MO: McCaskill Endorses Transportation Tax

June 02--WARRENSBURG -- U.S. Sen. Claire McCaskill endorsed the state's transportation tax ballot question.

"I've been sounding the alarm about this around the state now for a number of years. I have indicated that I'll support that (tax) because our transportation is starving," McCaskill told transportation leaders meeting in Warrensburg.

State Sen. David Pearce said Gov. Jay Nixon's decision to put the issue on the Aug. 5 ballot, rather than the November ballot, speeds up the timetable for explaining to voters what the tax will do. Transportation planners have the job of describing for voters exactly how tax dollars will be spent.

"Those recommendations have to be done in just a few weeks," Pearce said.

People working in transportation groups with Missouri Department of Transportation planners feel frustrated when they develop highway priorities only to hear there is no money, McCaskill said.

"For the first time that any of us can remember, we have no new projects in Missouri," she said. "The budget has gone from $1.3 billion down to $600,000 in just a couple of years."

The road budget is projected to dip to $325 million by 2017 if voters say no to additional funding.

Pearce said community leaders are discouraged when they cannot address transportation needs.

"It is frustrating when you tell communities, 'Sorry, no new projects.' And so this (tax) will be a real shot in the arm for that," he said.

The state tax, coupled with a multi-year federal highway funding commitment, would be good for Missouri roads, including Highway 13 and U.S. 50, McCaskill said.

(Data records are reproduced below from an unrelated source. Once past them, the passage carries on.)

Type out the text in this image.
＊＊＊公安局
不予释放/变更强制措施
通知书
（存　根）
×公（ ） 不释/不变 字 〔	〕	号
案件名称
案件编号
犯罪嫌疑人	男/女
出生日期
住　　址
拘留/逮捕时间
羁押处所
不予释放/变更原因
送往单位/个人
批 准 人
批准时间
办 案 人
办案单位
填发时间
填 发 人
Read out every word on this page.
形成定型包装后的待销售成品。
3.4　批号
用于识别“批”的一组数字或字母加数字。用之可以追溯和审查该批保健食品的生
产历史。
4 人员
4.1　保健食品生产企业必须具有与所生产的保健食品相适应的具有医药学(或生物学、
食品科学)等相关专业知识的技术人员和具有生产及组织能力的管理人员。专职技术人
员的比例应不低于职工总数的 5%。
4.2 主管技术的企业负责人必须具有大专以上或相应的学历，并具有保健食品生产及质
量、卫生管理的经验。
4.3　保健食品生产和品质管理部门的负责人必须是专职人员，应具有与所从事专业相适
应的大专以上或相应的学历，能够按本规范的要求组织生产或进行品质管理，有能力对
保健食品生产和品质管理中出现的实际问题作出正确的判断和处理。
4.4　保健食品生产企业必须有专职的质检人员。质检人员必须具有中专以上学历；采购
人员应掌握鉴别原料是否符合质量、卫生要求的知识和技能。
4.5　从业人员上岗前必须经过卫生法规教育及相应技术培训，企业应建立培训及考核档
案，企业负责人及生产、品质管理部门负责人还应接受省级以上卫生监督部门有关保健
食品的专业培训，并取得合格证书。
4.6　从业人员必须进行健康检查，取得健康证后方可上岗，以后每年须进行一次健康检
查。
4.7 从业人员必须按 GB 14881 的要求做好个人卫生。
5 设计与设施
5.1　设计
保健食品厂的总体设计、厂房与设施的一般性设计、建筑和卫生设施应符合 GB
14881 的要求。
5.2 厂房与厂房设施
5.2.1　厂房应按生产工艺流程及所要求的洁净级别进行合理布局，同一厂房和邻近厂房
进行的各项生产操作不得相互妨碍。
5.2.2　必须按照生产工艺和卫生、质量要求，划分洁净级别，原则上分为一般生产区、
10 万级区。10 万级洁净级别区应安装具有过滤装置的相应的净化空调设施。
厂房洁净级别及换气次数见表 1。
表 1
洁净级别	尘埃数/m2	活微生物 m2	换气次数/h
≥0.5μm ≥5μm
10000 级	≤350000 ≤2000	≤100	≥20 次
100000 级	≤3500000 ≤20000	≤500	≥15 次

"Then we can actually get serious about 13 going north, and 50 getting a much-needed shot in the arm," she said Thursday.

Missouri's 35.7 cents-per-gallon gas tax -- which includes the 18.4 cents-per-gallon federal tax -- is the sixth-lowest nationally, based on an April 25 American Petroleum Industry report. States with lower gas taxes are Alaska, 30.8; New Jersey, 32.9; South Carolina, 35.15; Oklahoma, 35.4; and Virginia, 35.68.

If the .75-cent sales tax increase on the Aug. 5 ballot passes, then Missouri would remain sixth behind Mississippi's 36.78 cents-per-gallon tax.

If passed, the 10-year plan allows no further gas tax increase and bans toll roads in Missouri. McCaskill asked members of the group of about 20 people at the meeting whether they thought the tax would pass.

Some said they hear positives and some hear negatives.

"Well, if it can pass in these parts, it'll pass," McCaskill said.